As expected, documenters saw the Dahomey Amazons as “overly masculine,” inciting fear among them. The collective became large in number with estimations upwards of 6,000 women by the mid 19th-century. They would remain single, dedicating their lives to the kingdom and eschewing things associated with traditional womanhood.
The Kingdom of Dahomey’s penchant for frequent conquests and violence led to many men’s deaths. And, the kingdom gave up many of their own people as slaves (by force) to the more powerful Oyo Empire. This is where the Dahomey women hunters likely rose in the military ranks to become fighters. Some of them were captives but many came from Dahomey, volunteering to be of service. Of course, women who did not “play by the rules” ended up in the regiment. They could hone their “undesirable” traits into something useful for war.
They went through intense training, getting into supreme physical shape and deadening their overt emotions towards death and violence. Becoming a Mino was an avenue for many women to obtain what they didn’t have previously: wealth, status, and influence. There were different specializations among them with some being experts with rifles or bow and arrow, their uniforms marking regiment distinctions. Viola Davis’ character Nansica represents one of the Mino’s commanders, a woman warrior whose skill and leadership surpasses her counterparts.
Of course, they fought in the Franco-Dahomean wars and disbanded after France’s takeover. Some of the warriors went on to live a “traditional” life while others struggled after years of combat. Interestingly, the last living Dahomey AmazonOpens in a new tab is thought to be Nawi, a main character in The Woman King played by South African actress Thuso Mbedu.
In the film, Nawi will be a recruit who comes under the tutelage of Nansica. She spoke with a historian in 1978, saying she fought against the French nearly 90 years prior. She died in November of the following year with her age estimated over 100. While this seems nearly impossible, the regiment did have girls as young as 8 join their ranks. So, it is quite possible she was a pre-teen or even teenager who fought those battles.
The Dahomey women warriors have popped up in recent entertainment like Lovecraft Country and Black Panther. The Dora Milaje obviously draw some inspiration from these warriors. Now they are coming to full focus in The Woman King. The series synopsis reveals that Nansica, the General of the unit, and Nawi, a recruit, will fight alongside each other against enemies who enslaved their people and tried to destroy their lives. With the inclusion of Boyega’s king, we know that we will see some of the “beginning of the end” for Dahomey. But we may also get looks into the origins, too.
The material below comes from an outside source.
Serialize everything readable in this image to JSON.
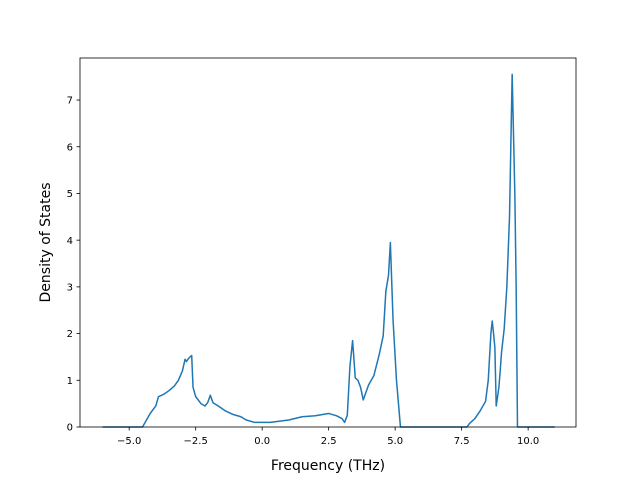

Of course, this film is “inspired by true events” which means it will not function like a documentary or story that sticks strictly to the facts. There will be creative liberty taken and that’s not necessarily a bad thing. The Kingdom of Dahomey engaged in some morally skewed (to put it lightly) practices that were the norm of this time period. But behind the wars sanctioned by royals and gore are actual human beings. These women likely served because they wanted to protect the ones they love or prove themselves in some manner. Or they were not given a choice in their life trajectory.
In many war/conflict situations, each side perceives themselves as the protagonist…right? The synopsis indicates the film will show this conflict through their heroic lens. Perhaps the narrative will pit them against real-life enemies like the British and French along with other African communities. The Woman King is a great vehicle to humanize the Dahomey Amazons aka the Mino in a way that white male documenters did not in their observations. It will be interesting to see how this film will depict the Kingdom of Dahomey and its women warriors.